Necessity Doesn't End Explanation
Could a Pop Tart be a necessary part of existence? If so, would it need to be explained?
Discovering that something is necessary does not end the need for explanation. Rather, what marks the end concerning the explanatory hunt of the existence of something is not its modal status as contingent or necessary but its nature as either dependent or independent. It is obvious there can be dependent-necessary realities – Aquinas was aware of this fact and called such realities necessary through another. However, Aquinas thought the basement of reality, the root of all that is real, the most fundamental entity and ultimate explanation of everything, had to be something that was necessary through itself, something that had an independent nature.
In my book The Best Argument for God I offer the following thought example. Suppose that God exists and by nature is necessitated to bring about anything of extreme value. Now suppose (highly plausibly) that a black and white Pop Tart is of extreme value.
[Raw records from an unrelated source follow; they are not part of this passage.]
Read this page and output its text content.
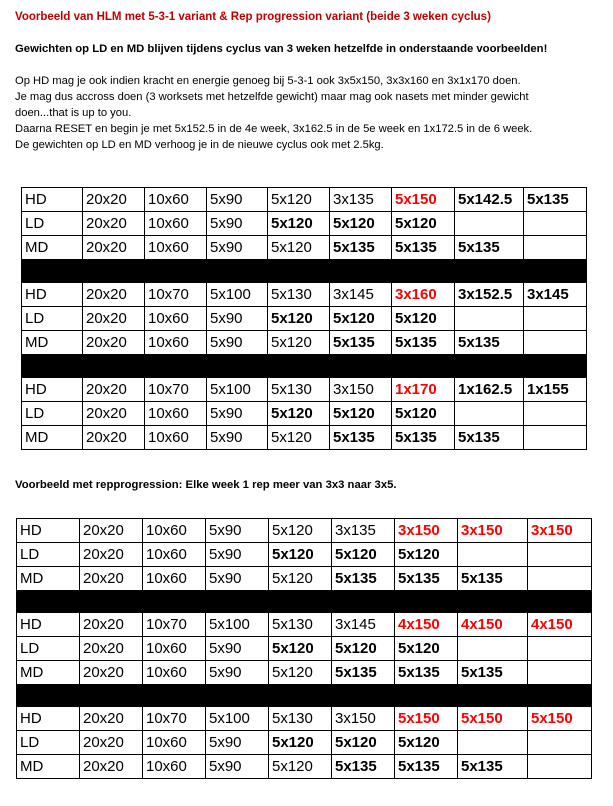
Voorbeeld van HLM met 5-3-1 variant & Rep progression variant (beide 3 weken cyclus)
Gewichten op LD en MD blijven tijdens cyclus van 3 weken hetzelfde in onderstaande voorbeelden!
Op HD mag je ook indien kracht en energie genoeg bij 5-3-1 ook 3x5x150, 3x3x160 en 3x1x170 doen.
Je mag dus accross doen (3 worksets met hetzelfde gewicht) maar mag ook nasets met minder gewicht
doen...that is up to you.
Daarna RESET en begin je met 5x152.5 in de 4e week, 3x162.5 in de 5e week en 1x172.5 in de 6 week.
De gewichten op LD en MD verhoog je in de nieuwe cyclus ook met 2.5kg.
HD	20x20	10x60	5x90	5x120	3x135	5x150	5x142.5	5x135
LD	20x20	10x60	5x90	5x120	5x120	5x120		
MD	20x20	10x60	5x90	5x120	5x135	5x135	5x135	

HD	20x20	10x70	5x100	5x130	3x145	3x160	3x152.5	3x145
LD	20x20	10x60	5x90	5x120	5x120	5x120		
MD	20x20	10x60	5x90	5x120	5x135	5x135	5x135	

HD	20x20	10x70	5x100	5x130	3x150	1x170	1x162.5	1x155
LD	20x20	10x60	5x90	5x120	5x120	5x120		
MD	20x20	10x60	5x90	5x120	5x135	5x135	5x135	
Voorbeeld met repprogression: Elke week 1 rep meer van 3x3 naar 3x5.
HD	20x20	10x60	5x90	5x120	3x135	3x150	3x150	3x150
LD	20x20	10x60	5x90	5x120	5x120	5x120		
MD	20x20	10x60	5x90	5x120	5x135	5x135	5x135	

HD	20x20	10x70	5x100	5x130	3x145	4x150	4x150	4x150
LD	20x20	10x60	5x90	5x120	5x120	5x120		
MD	20x20	10x60	5x90	5x120	5x135	5x135	5x135	

HD	20x20	10x70	5x100	5x130	3x150	5x150	5x150	5x150
LD	20x20	10x60	5x90	5x120	5x120	5x120		
MD	20x20	10x60	5x90	5x120	5x135	5x135	5x135	
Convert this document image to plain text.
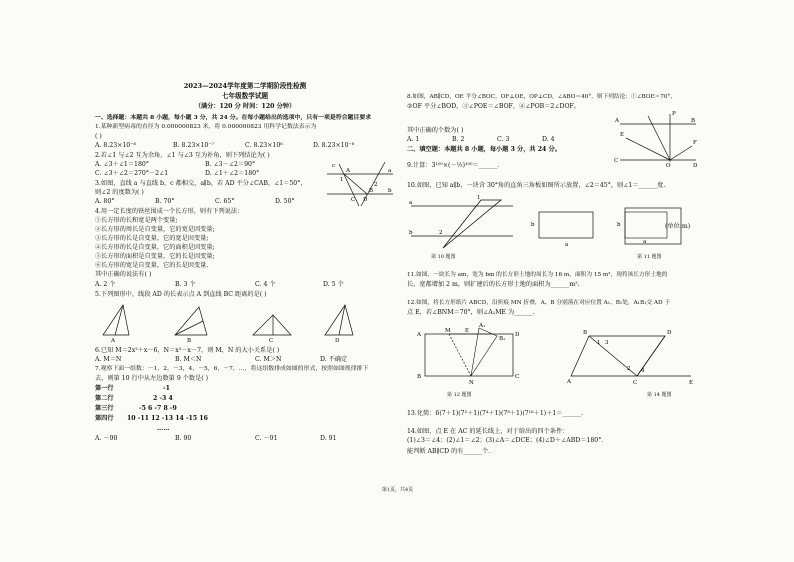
2023—2024学年度第二学期阶段性检测
七年级数学试题
（满分：120 分 时间：120 分钟）
一、选择题：本题共 8 小题，每小题 3 分，共 24 分。在每小题给出的选项中，只有一项是符合题目要求
1.某种新型病毒的直径为 0.000000823 米，将 0.000000823 用科学记数法表示为
( )
A. 8.23×10⁻⁶	B. 8.23×10⁻⁷	C. 8.23×10⁶	D. 8.23×10⁻⁸
2.若∠1 与∠2 互为余角，∠1 与∠3 互为补角，则下列结论为( )
A. ∠3＋∠1＝180°	B. ∠3－∠2＝90°
C. ∠3＋∠2＝270°－2∠1	D. ∠1＋∠2＝180°	a
b
c
A
B
C D
1
2
3.如图，直线 a 与直线 b，c 都相交，a∥b，若 AD 平分∠CAB，∠1＝50°，
则∠2 的度数为( )
A. 80°	B. 70°	C. 65°	D. 50°
4.用一定长度的铁丝围成一个长方形，则有下列说法：
①长方形的长和宽是两个变量;
②长方形的周长是自变量，它的宽是因变量;
③长方形的长是自变量，它的宽是因变量;
④长方形的长是自变量，它的面积是因变量;
⑤长方形的面积是自变量，它的长是因变量;
⑥长方形的宽是自变量，它的长是因变量.
其中正确的说法有( )
A. 2 个	B. 3 个	C. 4 个	D. 5 个
5.下列图形中，线段 AD 的长表示点 A 到直线 BC 距离的是( )
A	B	C	D
6.已知 M＝2x²＋x－6，N＝x²－x－7，则 M，N 的大小关系是( )
A. M＝N	B. M＜N	C. M＞N	D. 不确定
7.观察下面一组数：－1，2，－3，4，－5，6，－7，…，将这组数排成如图的形式，按照如图规律排下
去，则第 10 行中从左边数第 9 个数是( )
第一行	-1
第二行	2 -3 4
第三行	-5 6 -7 8 -9
第四行 10 -11 12 -13 14 -15 16
……
A. －90	B. 90	C. －91	D. 91
8.如图，AB∥CD，OE 平分∠BOC，OF⊥OE，OP⊥CD，∠ABO＝40°，则下列结论：①∠BOE＝70°，
②OF 平分∠BOD，③∠POE＝∠BOF，④∠POB＝2∠DOF。
其中正确的个数为( )
A. 1	B. 2	C. 3	D. 4
E
P
A	B
F
C
O	D
二、填空题：本题共 8 小题，每小题 3 分，共 24 分。
9.计算：3¹⁰⁰×(－⅓)¹⁰⁰＝______.
10.如图，已知 a∥b，一块含 30°角的直角三角板如图所示放置，∠2＝45°，则∠1＝______度.
a
b
1
2
第 10 题图
b
a
b
a
(单位:m)
第 11 题图
11.如图，一块长为 am，宽为 bm 的长方形土地的周长为 16 m，面积为 15 m²，现将该长方形土地的
长、宽都增加 2 m，则扩建后的长方形土地的面积为______m².
12.如图，将长方形纸片 ABCD，沿折痕 MN 折叠，A、B 分别落在对应位置 A₁、B₁处，A₁B₁交 AD 于
点 E，若∠BNM＝70°，则∠A₁ME 为______.
A
M	E
D
A₁
B₁
B
N
C
第 12 题图
B	D
A	C	E
1
2
3
4
第 14 题图
13.化简：6(7＋1)(7²＋1)(7⁴＋1)(7⁸＋1)(7¹⁶＋1)＋1＝______.
14.如图，点 E 在 AC 的延长线上，对于给出的四个条件：
(1)∠3＝∠4；(2)∠1＝∠2；(3)∠A＝∠DCE；(4)∠D＋∠ABD＝180°.
能判断 AB∥CD 的有______个.
第1页，共4页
That black and white Pop Tart would then be a necessary being, something that reality had to include, because it was entailed by the existence of God. Nevertheless, that does not preclude it from having a deeper explanation, which it does. Both the Pop Tart and its necessity are explained by God plus whatever axiological principles we invoke.
In a recent article Joshua Sijuwade critiques Graham Oppy’s claim that things that are necessary do not require explanation by offering counterexamples. One is like what I wrote above, the other two are mathematical examples. Kenny Pearce, in his own exchange with Oppy, provides counterexamples concerning moral truths, where certain necessary moral truths are explained by (dependent upon) more fundamental moral axioms. The point is it is not particularly hard to come by falsifications of the idea that necessities don’t require explanation.
There is, moreover, the deeper issue of what sort of thing could be necessary through itself, that is, of what sort of thing could have an independent nature. If we sign on with Aquinas’s metaphysics, then what we need is something whose essence just is its existence, and once we accept that we can unpack the traditional suite of divine attributes through conceptual analysis.